Thursday, April 21, 2011

Book Review: Move Into Life

Many people ask me about the differences between Hellerwork Structural Integration and The Feldenkrais Method. My short answer is that structural integration approaches a change of movement patterns by addressing the body’s connective tissue, which then affects the rest of the body including the nervous system. The Feldenkrais approach seeks to reeducate the brain and nervous system for improved movement patterns that affect the rest of the body. Several new books use the Feldenkrais approach and one of the best is Move Into Life: The Nine Essentials for Lifelong Vitality written by Anat Baniel.


It’s easy to see why people find it difficult to differentiate the modalities without having experienced them. Baniel’s nine essentials are oh-so-compatible with structural integration and especially with undulation. Here’s a brief summary of the essentials for vitality, but I encourage you to explore more for yourself.


  1. Attention – Awareness is the first step in any change (please see my previous blog post) and Baniel explains why. Awareness increases brain activity, which makes new patterns possible.
  2. The Learning Switch – Fight or flight and freezing caused by stress have turned off the learning switch for many of us. Regaining beginner’s mind can turn it back on.

  3. Subtlety – We’ve been conditioned to force being the path to accomplishment, but it blocks the intelligence of intuition. Subtlety is needed to find all movement between the extremes.
  4. Variation – Up to this point in the book, I’ve been nodding my head in agreement, but here is where I start to say out loud, “Yes, YES.” Variation in movement increases brain synapses, decreases rigidity and allows for dramatic transformation.
  5. Slow – When we move fast, there is no room for new experiences, railroading us into unproductive patterns. Moving slowly is counterintuitive, but better for harder tasks.
  6. Enthusiasm – Although it seems as though enthusiasm is something that comes from without, Baniel asserts that it is a skill we develop from within. In Hellerwork, we call this inspiration and maintain that it is fundamental to wellness.
  7. Flexible Goals – We’re back to undulation here. Baniel suggests that we try three different ways to accomplish a goal. “Getting off course” is often just what we need to expand our capabilities.
  8. Imagination and Dreams – Brain patterns are equivalent when imagining and doing things in real life. Playfulness creates a more flexible brain. It’s strange that we use less imagination and have fewer dreams when we get older, when we need them the most.
  9. Awareness – This feels like an extension and deepening of the first essential, attention.
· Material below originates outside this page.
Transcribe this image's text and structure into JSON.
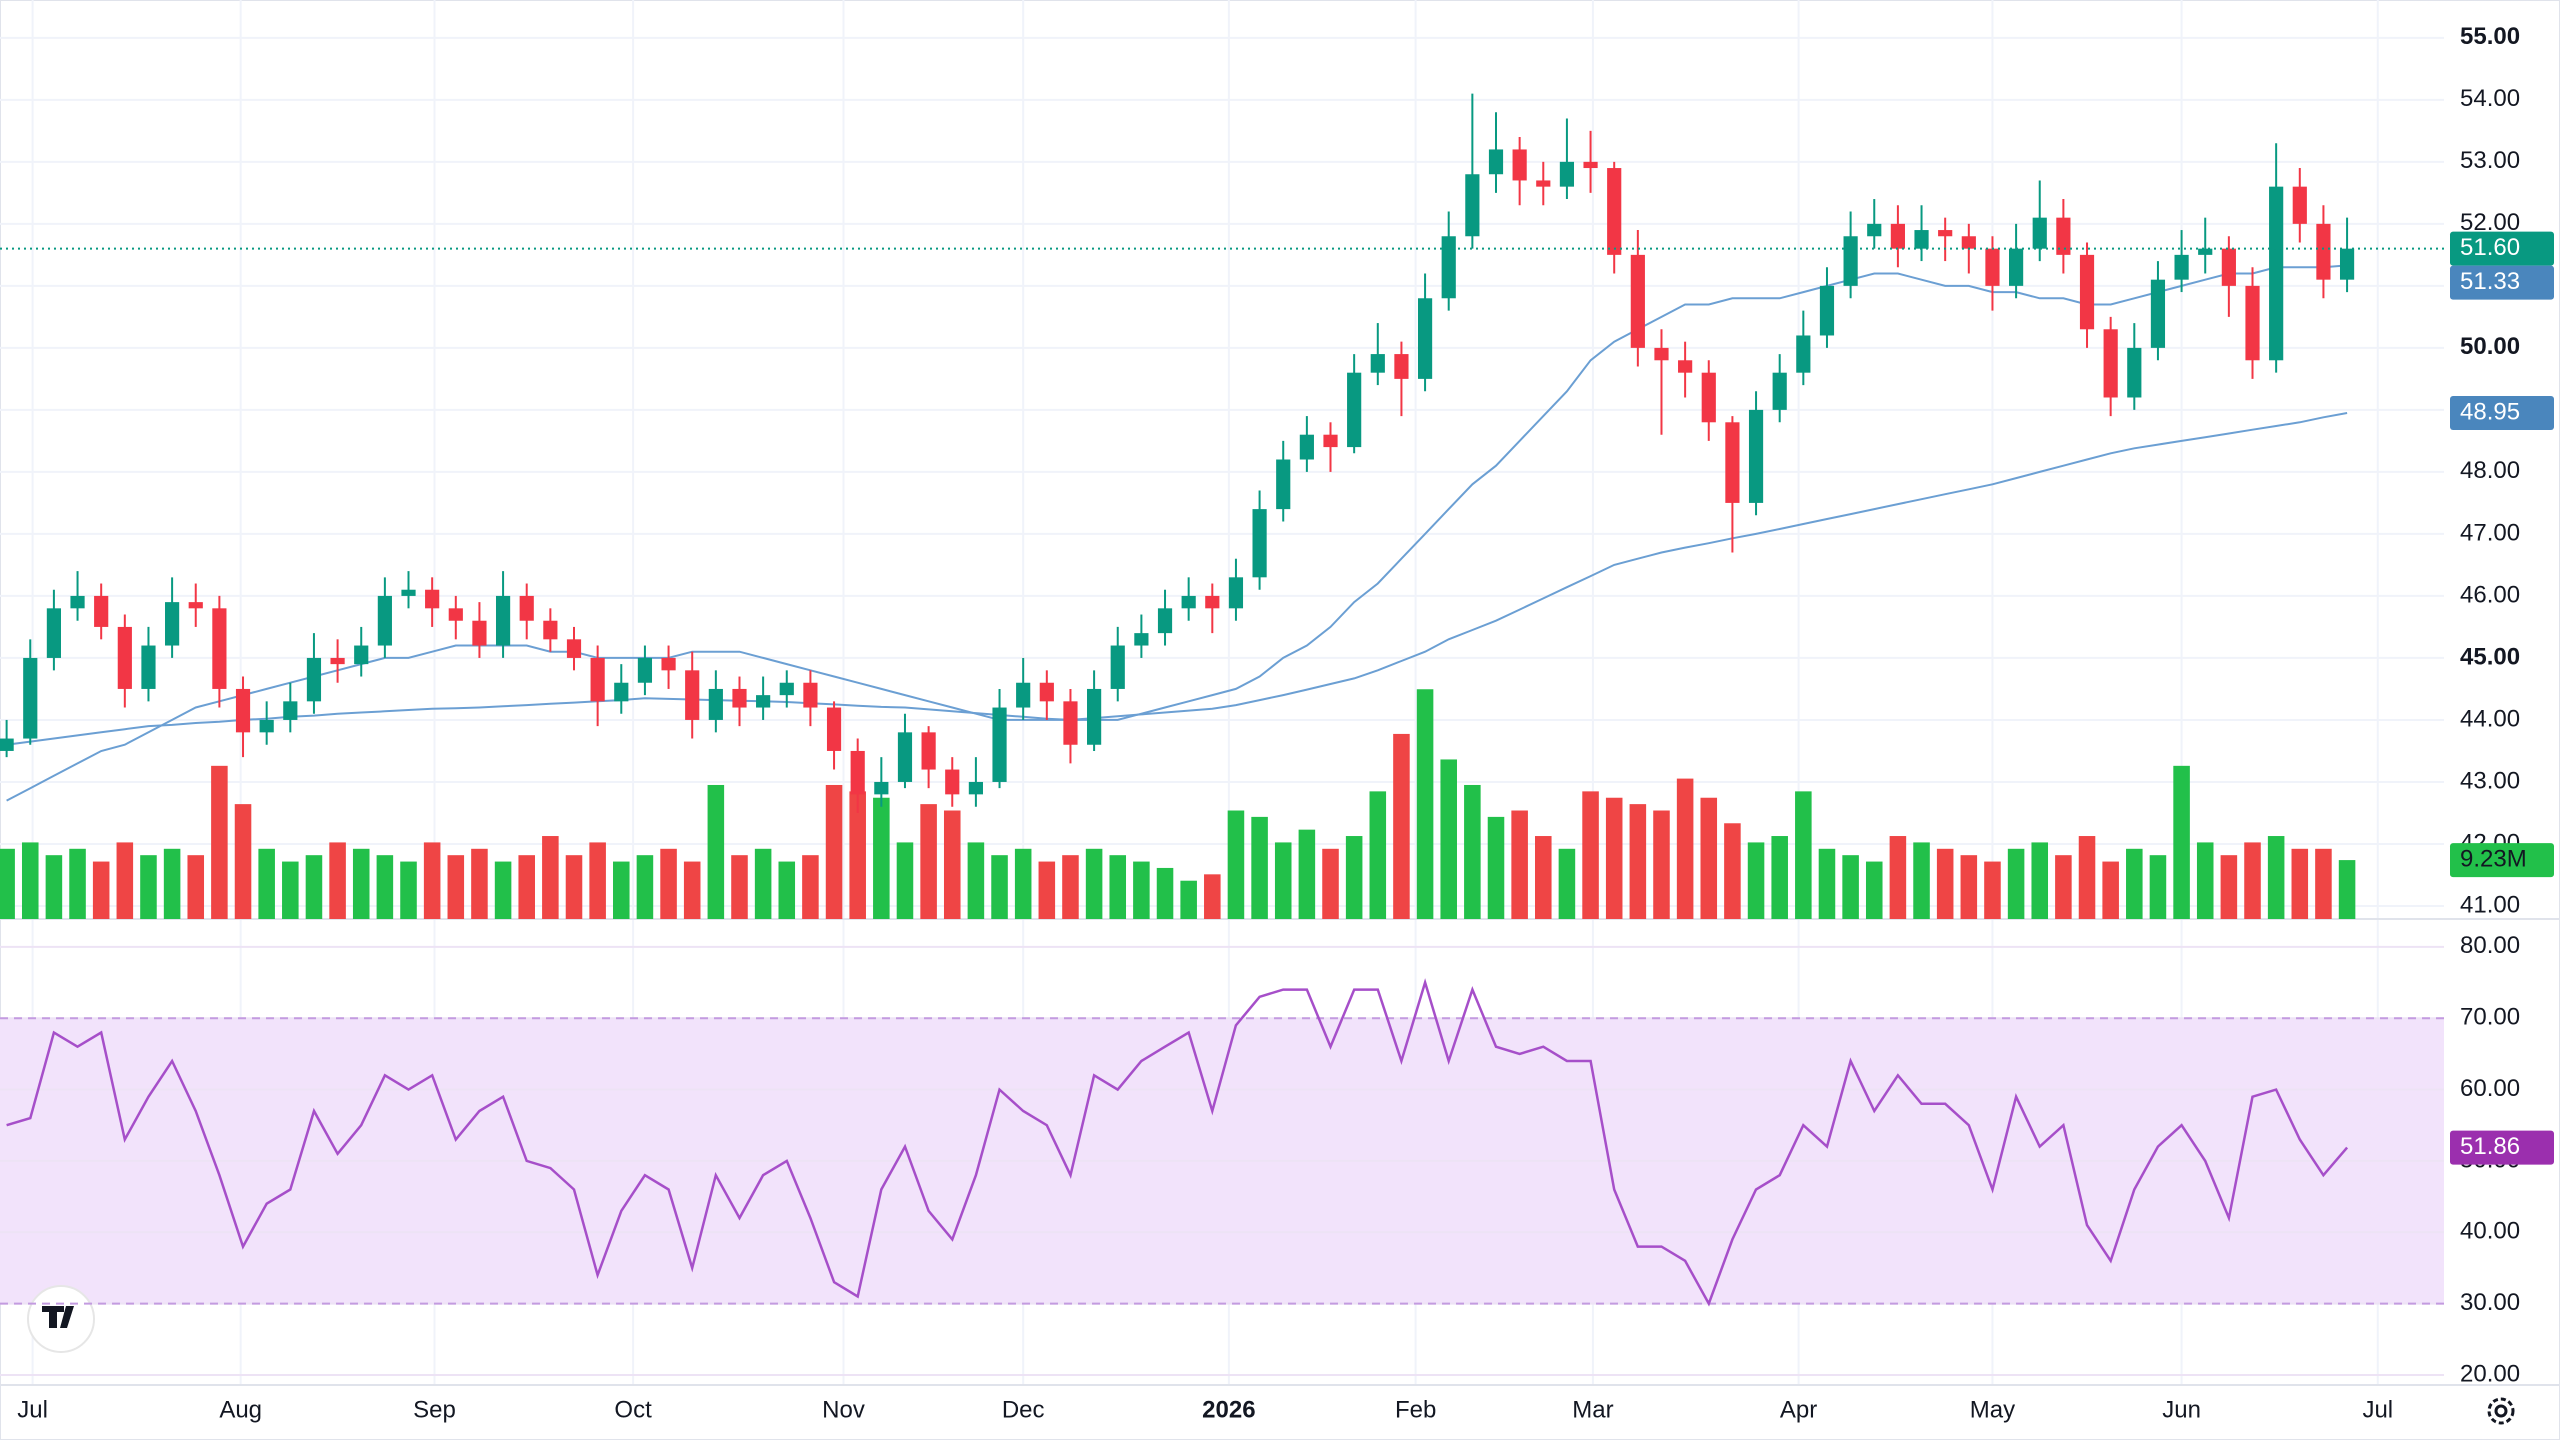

After adding subtlety, variation, enthusiasm, flexibility and imagination, the reader is able to be more aware, bringing all nine essentials together.

    Baniel includes a couple of useful movement exercises in each chapter and dozens of examples that make the reading easy. If you get this book, please let me know how it affected you.

Friday, April 15, 2011

Change for the Better -- In 3 Steps

Change happens to us. Sometimes change happens through us. Occasionally, we stop in the midst of change and direct it for our own purposes. Many of my clients are frustrated with changes that are happening to them. While most people hope the cause of their affliction will stop, life doesn't always work that way. What does work is to follow a process for transformation. I recently learned that this process has a name, Maslow's Four Stages of Learning.

Everyone stands dozens of times a day with little or no awareness of their posture. When we do an assessment in a structural integration session, most people are surprised to find that their toes and knees don't face forward, their pelvis is not level and, most commonly, the hips are forward of the ankles so the low back sways to counterbalance. That is an opportunity to move from the first stage of learning, Unconscious Incompetence, to the second, Conscious Incompetence.

Being aware of the problem is the first step toward having control over change and leads naturally to the third step. Conscious Competence is the ability, with awareness and concentration, to put a new skill into place, such as lining up feet and knees, dropping the pelvis to level, and bringing the hips back and chest forward. People are pleased to gain tools that give them some control over their symptoms, such as standing or sitting in alignment, using the core to protect the low back, or adding fluid movements to counteract repetitive motions. But these new behaviors take time to develop and the body-mind reverts easily to the unconscious pattern that created the problem in the first place. A client told me of a conversation overhead in her physical therapist's office of another patient who was discussing his shoulder problem. He was frustrated when he frequently fell back into old movement patterns that exacerbated his shoulder injury. This is true for everyone in this stage.

After the elation of the first couple of sessions, most clients want to know, "When will my new posture become automatic?" It takes much practice in the Conscious Competence phase to get to the fourth, Unconscious Competence. Repetition is necessary and reminders are helpful, one reason why I give the little movement homework handouts at the end of most sessions. For myself, I also use sticky notes, like "Sit Bones" on the computer or "Balance" on the bathroom mirror.

Most powerful of all is to demonstrate and explain the new skill to someone else. I implore clients to teach their children how to sit in alignment, to help their kids and to strengthen their own kids and to strengthen their own competence. Eventually, one will notice that they are in alignment without any effort - a cause for celebration! Then it happens more often. The old patterns return sometimes and that's OK, because we have the tools to bring about change for the better.